Blog

Thinking Out Loud – EGMO 2013 Problem 1

by Marcello Mamino

< Go to the previous post in the series

Finally problem 1. Geometry. I'm not going to like it.

EGMO 2013, problem 1. The side $\textrm{BC}$ of the triangle $\textrm{ABC}$ is extended beyond $\textrm{C}$ to $\textrm{D}$ so that $\textrm{CD} = \textrm{BC}$. The side $\textrm{CA}$ is extended beyond $\textrm{A}$ to $\textrm{E}$ so that $\textrm{AE} = 2\textrm{CA}$. Prove that if $\textrm{AD} = \textrm{BE}$, then the triangle $\textrm{ABC}$ is right-angled.

Yeah, sure, right-angled. See why I hate the stuff? I don't know where the right angle is. I study my figure, accurately reproduced to the right, with growing discomfort. Somehow, I decide that $\textrm{B}$ and $\textrm{C}$ look wrong, which makes $\textrm{A}$ right, right? I check by Pythagoras' theorem that if $\textrm{A}$ is right, then $\textrm{AD}=\textrm{BE}$.

This problem just screams for Cartesian coordinates. I need to prove that $(x,y):=\textrm{A}$ is on the circle with diameter $\textrm{BC}$. I call $\textrm{B}$ and $\textrm{C}$ respectively $(1,0)$ and $(-1,0)$, so the circle is $x^2+y^2=1$. Point $\textrm{D}$ is $(-3,0)$. Point $\textrm{E}$ is $(3x+2,3y)$. $\displaystyle (x+3)^2 + y^2 =(3x+1)^2 + (3y)^2 \;\Rightarrow\; 8 x^2 + 8 y^2 = 8 $.

Average score was 6.14, most contestants obtained the maximum score of 7 points, curiously 9 out of 87 got 5: those that did it with analytic geometry? Number of official solutions: eight. Three by synthetic geometry, plus a variant, two by trigonometry, one by vectors, one by complex numbers, and one by areal coordinates. I'm not kidding, areal coordinates. Seriously, it wasn't so bad, but I don't understand geometry. 

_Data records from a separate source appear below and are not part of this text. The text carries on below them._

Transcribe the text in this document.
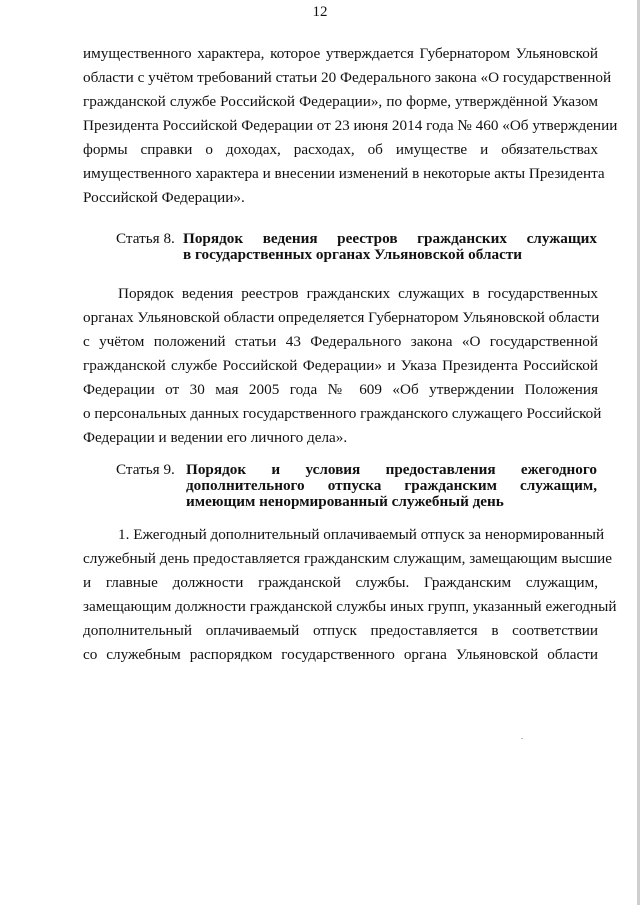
12
имущественного характера, которое утверждается Губернатором Ульяновской
области с учётом требований статьи 20 Федерального закона «О государственной
гражданской службе Российской Федерации», по форме, утверждённой Указом
Президента Российской Федерации от 23 июня 2014 года № 460 «Об утверждении
формы справки о доходах, расходах, об имуществе и обязательствах
имущественного характера и внесении изменений в некоторые акты Президента
Российской Федерации».
Статья 8. Порядок ведения реестров гражданских служащих
в государственных органах Ульяновской области
Порядок ведения реестров гражданских служащих в государственных
органах Ульяновской области определяется Губернатором Ульяновской области
с учётом положений статьи 43 Федерального закона «О государственной
гражданской службе Российской Федерации» и Указа Президента Российской
Федерации от 30 мая 2005 года № 609 «Об утверждении Положения
о персональных данных государственного гражданского служащего Российской
Федерации и ведении его личного дела».
Статья 9. Порядок и условия предоставления ежегодного
дополнительного отпуска гражданским служащим,
имеющим ненормированный служебный день
1. Ежегодный дополнительный оплачиваемый отпуск за ненормированный
служебный день предоставляется гражданским служащим, замещающим высшие
и главные должности гражданской службы. Гражданским служащим,
замещающим должности гражданской службы иных групп, указанный ежегодный
дополнительный оплачиваемый отпуск предоставляется в соответствии
со служебным распорядком государственного органа Ульяновской области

Alfred Tarski's quantifier elimination method guarantees that all problems of Euclidean geometry can, indeed, be solved algebraically by Cartesian coordinates. Unless you are an extremely fast computer, however, you should not be too excited about the idea of applying Tarski's method in practice: the number of operations required to solve a problem is a tower of exponentials as high as the text of the problem is long (when expressed in a suitable formal language which is, in general, more verbose than English). Tarski's method has been substantially improved by several people, and now computer programs can, indeed, solve geometric problems using these techniques. Yet, unfortunately, such methods are not nearly usable by mere mortals. So, is Tarski's theorem the silver bullet that kills geometry? Of course not. Can I use Tarski's theorem to justify my contempt for the stuff? Definitely.